Even more urgently, we need to drop our preoccupation with Osama bin Laden, which is once again being fueled by his latest video. But Bin Laden's days as the movement's guiding star are over. The United States' most formidable nemesis now is not the Saudi terrorist leader but his nominal deputy, Ayman al-Zawahiri.
Part impresario, part visionary, bin Laden made himself and the terrorist organization he co-founded into household words. Today they are paired global "brands" as recognizable and interchangeable as any leading corporation and its high-visibility CEO. But mounting evidence suggests that his time of active involvement in al-Qaeda operations is behind him. Forced into hiding, he has ceased to be a major force in al-Qaeda planning and decision-making and, even more astonishing, in its public relations activities.

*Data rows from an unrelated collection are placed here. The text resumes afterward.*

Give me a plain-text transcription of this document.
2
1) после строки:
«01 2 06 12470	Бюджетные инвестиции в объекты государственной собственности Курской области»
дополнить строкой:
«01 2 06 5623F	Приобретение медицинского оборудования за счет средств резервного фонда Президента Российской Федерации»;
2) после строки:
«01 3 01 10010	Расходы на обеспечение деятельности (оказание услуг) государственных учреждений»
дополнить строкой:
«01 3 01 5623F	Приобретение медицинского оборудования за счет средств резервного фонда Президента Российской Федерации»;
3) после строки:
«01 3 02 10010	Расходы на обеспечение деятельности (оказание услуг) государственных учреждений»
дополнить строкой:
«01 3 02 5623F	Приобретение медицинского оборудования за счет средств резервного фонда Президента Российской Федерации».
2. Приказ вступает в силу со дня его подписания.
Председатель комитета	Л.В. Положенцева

According to Asian intelligence sources, it has been two years since bin Laden reportedly chaired a meeting of al-Qaeda's Majlis al-Shura -- the movement's most senior deliberative body. The new video is his first since 2004. Two video messages in nearly three years may demonstrate his enduring symbolic appeal, but they are hardly proof of his continued command of al-Qaeda's foot soldiers.

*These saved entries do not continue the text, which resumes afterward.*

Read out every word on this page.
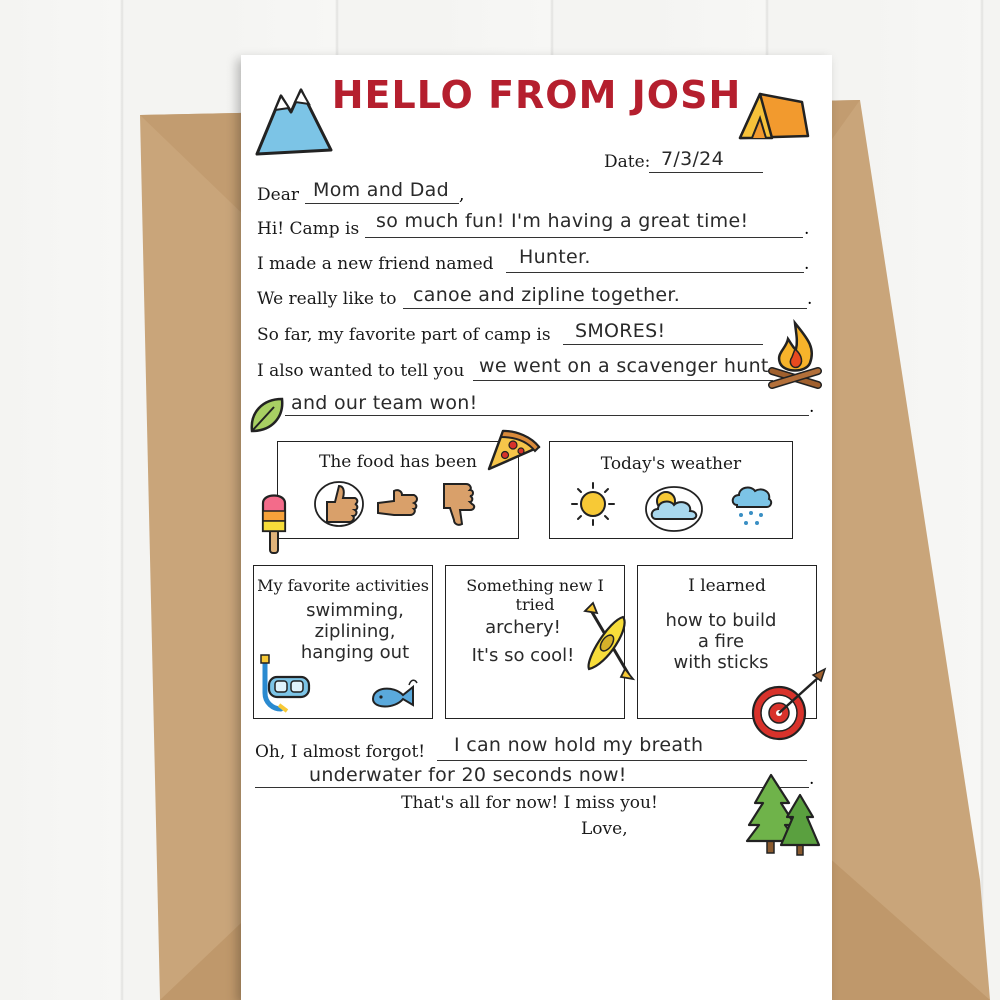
HELLO FROM JOSH
Date: 7/3/24
Dear Mom and Dad ,
Hi! Camp is so much fun! I'm having a great time!	.
I made a new friend named Hunter.	.
We really like to canoe and zipline together.	.
So far, my favorite part of camp is SMORES!
I also wanted to tell you we went on a scavenger hunt
and our team won!	.
The food has been	Today's weather
My favorite activities
swimming,
ziplining,
hanging out
Something new I tried
archery!
It's so cool!
I learned
how to build
a fire
with sticks
Oh, I almost forgot! I can now hold my breath
underwater for 20 seconds now!	.
That's all for now! I miss you!
Love,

While bin Laden putters about in his premature forced retirement, making the odd cameo appearance, Zawahiri has taken control of al-Qaeda. He has not only revived the movement's fortunes but has also made it once again the global threat poised to strike the United States that was depicted in the National Intelligence Estimate released in July.
And, almost unnoticed, the low-key, monotonic Zawahiri has become the organization's new public face. Over the past two years, the Egyptian terrorist has issued about 30 statements on a range of subjects -- pontifications on Iraq, Palestine, Kashmir and Pakistan, alongside al-Qaeda's bread-and-butter condemnations of the United States, Britain, Israel, the West and its various other enemies.
Zawahiri has also overseen a quadrupling of al-Qaeda video releases in the same period. The tapes have featured himself; Adam Gadahn, aka Azzam al-Ameriki ("Azzam the American"), the al-Qaeda terrorist from Southern California; the two suicide bombers responsible for the London transit attacks in July 2005; and other jihadist luminaries, all as part of a PR campaign to keep al-Qaeda in the news and to ensure the continued resonance of its message.
He may lack bin Laden's charisma, but Zawahiri is the superior strategist. It was he who, more than a decade ago, defined al-Qaeda's strategy in terms of "far" and "near" enemies. The United States is the "far enemy" whose defeat, he argued, was an essential prerequisite to the elimination of the "near enemy" -- the corrupt and authoritarian anti-Islamic regimes in the Middle East, Central Asia, South Asia and Southeast Asia that could not remain in power without U.S. support. Zawahiri's strategic vision set off the chain of events that led to 9/11.
Even more critically, Zawahiri charted a way forward for al-Qaeda in late 2001, when it was widely believed to be on the brink of annihilation. Despite the deaths of his wife and only son in a U.S. airstrike in Afghanistan that November, he did not repine. Even while on the run from CIA and U.S. Special Operations forces and the Afghan Northern Alliance, he came up with an uncompromisingly bellicose yet crystal-clear blueprint for al-Qaeda's revival.
His treatise, published in the London-based Arabic-language newspaper Alsharq al-Awsat in December 2001 and titled "Knights Under the Prophet's Banner," painted a picture of Islam under siege by a predatory, Western-dominated world in which "there is no solution without jihad." He argued for:
1. The need to inflict maximum casualties on the opponent, no matter how much time and effort such operations take, for this is the language understood by the West.
2. The need to concentrate on martyrdom operations as the most successful way to inflict damage and the least costly in casualties to the mujaheddin.